Economies and investment markets move in cycles

Provided by Mercer. The information in this article does not necessarily reflect the views of the Trustee.

The first three quarters of the 2009-10 financial year saw the global economy recover from the worst ravages of the Global Financial Crisis (GFC).* However, an upset in the final quarter has taken back some of the gains made, leaving a weak outlook for global growth for the rest of 2010 and into early next year.

Unfortunately, the end of one financial year does not neatly close the book on negative developments and the outlook for global growth for the rest of 2010 remains relatively weak compared to the outlook six months ago.

However, the good news is that historically, markets have tended to operate in cycles where periods of financial downturn have typically been followed by periods of growth.  The question is when will the markets recover enough to make up the losses incurred during the GFC and the more recent Sovereign Debt Crisis?

It’s useful to take a look at how markets and economies move through this cycle because it highlights the importance of taking a long-term view, particularly when it comes to investing your super.

There are four main stages in the economic cycle – 1. slow down, 2. recession, 3. recovery and 4. boom.  Let’s take a look at the key features of each stage, keeping in mind that share markets tend to move first, with economies falling into step after them.

1. Slowdown

The slowdown stage sees the start of a continuous period of decline during which share markets show significant drops in value. At the same time, inflation starts to fall and central banks tend to take action to reduce interest rates. Governments will also tend to act to stimulate the economy in an attempt to cushion the effect of a recession. In this environment investors may have a propensity to take defensive action and seek safer investments such as cash – taking a defensive approach may have an overall affect of  placing further downward pressure on share markets.

2. Recession

A recession tends to follow an economic slowdown and, as a rule of thumb, is measured as two or more consecutive quarters where a country’s Gross Domestic Product (GDP) declines in value. Features of a recession are similar to those of the slowdown stage, including share market volatility, government stimulus intervention and ongoing economic uncertainty. Unemployment tends to rise and a decline in trade (imports and exports) may occur. Remember, economies and share markets move out of synch, so at this stage, when the economy is in a recession, markets may start to show some initial small signs of positive movement. As with the slowdown stage, investors may often seek safe investments and bonds tend to provide this in the recession stage of the cycle.

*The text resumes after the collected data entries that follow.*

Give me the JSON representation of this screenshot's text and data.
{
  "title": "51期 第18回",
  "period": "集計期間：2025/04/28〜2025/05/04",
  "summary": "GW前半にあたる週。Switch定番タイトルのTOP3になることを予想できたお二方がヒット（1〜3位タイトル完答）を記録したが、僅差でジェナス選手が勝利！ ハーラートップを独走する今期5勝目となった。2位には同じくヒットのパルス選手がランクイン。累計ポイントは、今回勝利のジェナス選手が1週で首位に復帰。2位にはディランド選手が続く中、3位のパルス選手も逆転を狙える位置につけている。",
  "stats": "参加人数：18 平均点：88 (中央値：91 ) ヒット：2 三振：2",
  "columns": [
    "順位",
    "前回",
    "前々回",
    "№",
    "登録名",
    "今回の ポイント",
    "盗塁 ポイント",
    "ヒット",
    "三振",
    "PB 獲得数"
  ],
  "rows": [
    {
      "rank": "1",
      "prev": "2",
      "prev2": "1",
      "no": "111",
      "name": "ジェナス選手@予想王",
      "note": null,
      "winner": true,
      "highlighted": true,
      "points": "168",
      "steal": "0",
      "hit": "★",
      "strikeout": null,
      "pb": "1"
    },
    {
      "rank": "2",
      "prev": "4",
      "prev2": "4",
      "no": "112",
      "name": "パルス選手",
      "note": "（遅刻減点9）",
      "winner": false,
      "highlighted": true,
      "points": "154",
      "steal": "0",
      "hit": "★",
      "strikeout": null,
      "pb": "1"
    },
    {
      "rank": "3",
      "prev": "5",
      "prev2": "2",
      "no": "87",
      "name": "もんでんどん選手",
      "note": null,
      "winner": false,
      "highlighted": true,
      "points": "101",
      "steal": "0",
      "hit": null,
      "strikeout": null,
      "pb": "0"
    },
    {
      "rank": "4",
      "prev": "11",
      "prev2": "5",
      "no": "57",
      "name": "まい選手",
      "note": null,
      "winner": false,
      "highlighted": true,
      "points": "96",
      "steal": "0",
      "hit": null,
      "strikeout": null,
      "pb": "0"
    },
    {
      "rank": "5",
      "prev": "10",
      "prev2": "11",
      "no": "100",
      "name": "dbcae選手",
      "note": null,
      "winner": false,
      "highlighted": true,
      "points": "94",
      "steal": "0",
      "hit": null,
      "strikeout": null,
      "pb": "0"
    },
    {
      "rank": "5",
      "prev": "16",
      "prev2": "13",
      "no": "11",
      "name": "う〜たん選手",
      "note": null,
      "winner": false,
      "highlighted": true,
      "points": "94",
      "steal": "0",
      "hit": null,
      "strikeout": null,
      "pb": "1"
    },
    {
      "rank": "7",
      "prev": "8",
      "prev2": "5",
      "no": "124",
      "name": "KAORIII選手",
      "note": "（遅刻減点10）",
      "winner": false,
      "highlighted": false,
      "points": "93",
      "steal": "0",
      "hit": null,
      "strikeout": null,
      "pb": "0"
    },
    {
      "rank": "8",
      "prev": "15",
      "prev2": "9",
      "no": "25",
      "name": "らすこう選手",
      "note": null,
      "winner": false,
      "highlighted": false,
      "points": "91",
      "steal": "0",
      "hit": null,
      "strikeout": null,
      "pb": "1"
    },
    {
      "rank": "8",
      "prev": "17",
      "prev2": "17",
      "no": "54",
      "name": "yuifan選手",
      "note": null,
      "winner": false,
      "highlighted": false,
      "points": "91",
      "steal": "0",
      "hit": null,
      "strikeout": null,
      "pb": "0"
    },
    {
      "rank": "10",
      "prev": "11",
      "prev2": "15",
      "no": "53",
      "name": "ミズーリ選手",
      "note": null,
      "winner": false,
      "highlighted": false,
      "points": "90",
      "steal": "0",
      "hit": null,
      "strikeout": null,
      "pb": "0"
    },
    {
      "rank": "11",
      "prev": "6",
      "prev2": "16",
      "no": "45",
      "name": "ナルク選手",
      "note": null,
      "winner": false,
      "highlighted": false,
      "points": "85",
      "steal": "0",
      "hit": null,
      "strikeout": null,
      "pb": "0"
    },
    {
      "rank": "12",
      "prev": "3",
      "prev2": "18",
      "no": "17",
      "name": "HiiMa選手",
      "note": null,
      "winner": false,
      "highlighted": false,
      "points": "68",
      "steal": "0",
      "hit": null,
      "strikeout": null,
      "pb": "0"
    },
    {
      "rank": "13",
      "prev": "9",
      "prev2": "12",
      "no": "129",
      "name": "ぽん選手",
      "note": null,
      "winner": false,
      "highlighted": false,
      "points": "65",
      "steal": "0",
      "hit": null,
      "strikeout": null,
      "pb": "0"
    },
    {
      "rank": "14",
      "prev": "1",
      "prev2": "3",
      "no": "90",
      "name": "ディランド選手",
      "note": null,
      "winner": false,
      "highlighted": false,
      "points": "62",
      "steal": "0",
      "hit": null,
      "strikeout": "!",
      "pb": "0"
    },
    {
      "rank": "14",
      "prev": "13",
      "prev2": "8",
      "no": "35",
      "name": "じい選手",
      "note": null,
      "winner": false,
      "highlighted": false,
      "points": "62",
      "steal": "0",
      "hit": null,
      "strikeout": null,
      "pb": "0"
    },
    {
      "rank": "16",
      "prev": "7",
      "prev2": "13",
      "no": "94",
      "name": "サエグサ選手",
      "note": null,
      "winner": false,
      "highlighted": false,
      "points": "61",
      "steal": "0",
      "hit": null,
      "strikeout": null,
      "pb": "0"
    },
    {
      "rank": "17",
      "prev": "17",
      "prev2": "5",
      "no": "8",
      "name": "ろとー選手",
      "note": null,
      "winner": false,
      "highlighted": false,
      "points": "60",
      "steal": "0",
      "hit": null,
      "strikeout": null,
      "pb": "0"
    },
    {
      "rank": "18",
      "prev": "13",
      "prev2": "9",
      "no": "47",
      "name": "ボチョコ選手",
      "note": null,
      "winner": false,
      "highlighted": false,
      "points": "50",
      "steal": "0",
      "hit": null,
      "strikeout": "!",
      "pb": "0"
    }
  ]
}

It’s really important to keep in mind that with share markets starting to recover, switching investments into more defensive asset classes may mean missing out on sudden and unpredictable market improvements.

3. Recovery

Recovery is the stage that follows a recession. A key feature of this stage is that economic indicators and measures start to show a reverse in the negative trends of the previous two stages of the investment cycle. GDP and inflation start to show increases, as do employment rates. Share market recoveries will have already commenced in the previous recession stage and gain momentum during this part of the cycle. This positive market movement – which can be hard to time – highlights the importance of staying the course with your investments.

4. Boom

In this part of the cycle, the recovery is firmly entrenched, and global economies stabilise and enter a period of significant and sustained growth. Inflation will tend to rise as will trade, employment and GDP growth. Over a long period of time (usually years), this growth continues until it reaches a point where it is unsustainable. At this point, share markets and then economies reach the tipping point into the next market down turn and subsequent economic slowdown.

What does this mean for investors?

As an investor, it’s important to keep in mind that any significant long-term investment, such as your superannuation investment, will be subject to this cycle. Unfortunately, forecasting the point at which one stage of the cycle ends and another begins can never be precise.  If only it were!

As we saw over May and June 2010, a recovery can stall and revert to a slowdown for a period of time.  But a boom might be just around the corner and suddenly take off before you know it.  If you’ve responded to a negative period by seeking a safe haven in a more defensive asset class such as cash, your money may not be in the right place at the right time to capitalise on valuable growth opportunities that the initial boom stage brings.  So, by taking defensive action at the wrong time relative to the investment cycle and your own life cycle, you may risk locking in your losses and missing out on boom-time gains.

This is why taking a longer-term strategy with your investments is so important.  Adopting such a strategy means your investment will rise and fall in line with markets, but it should also significantly reduce the risk that you’ll miss out on valuable growth opportunities.

A financial adviser can help you look at your investments in the context of both the investment cycle and your own personal life cycle.  Such advice will help you avoid making reactive (and potentially counter-productive) decisions in the short term in favour of strategic (and potentially more opportunistic) investment decisions for the long term.

It is however important for investors to note that past performance data is not a reliable indicator of future market performance and serves only as an illustration of past trends.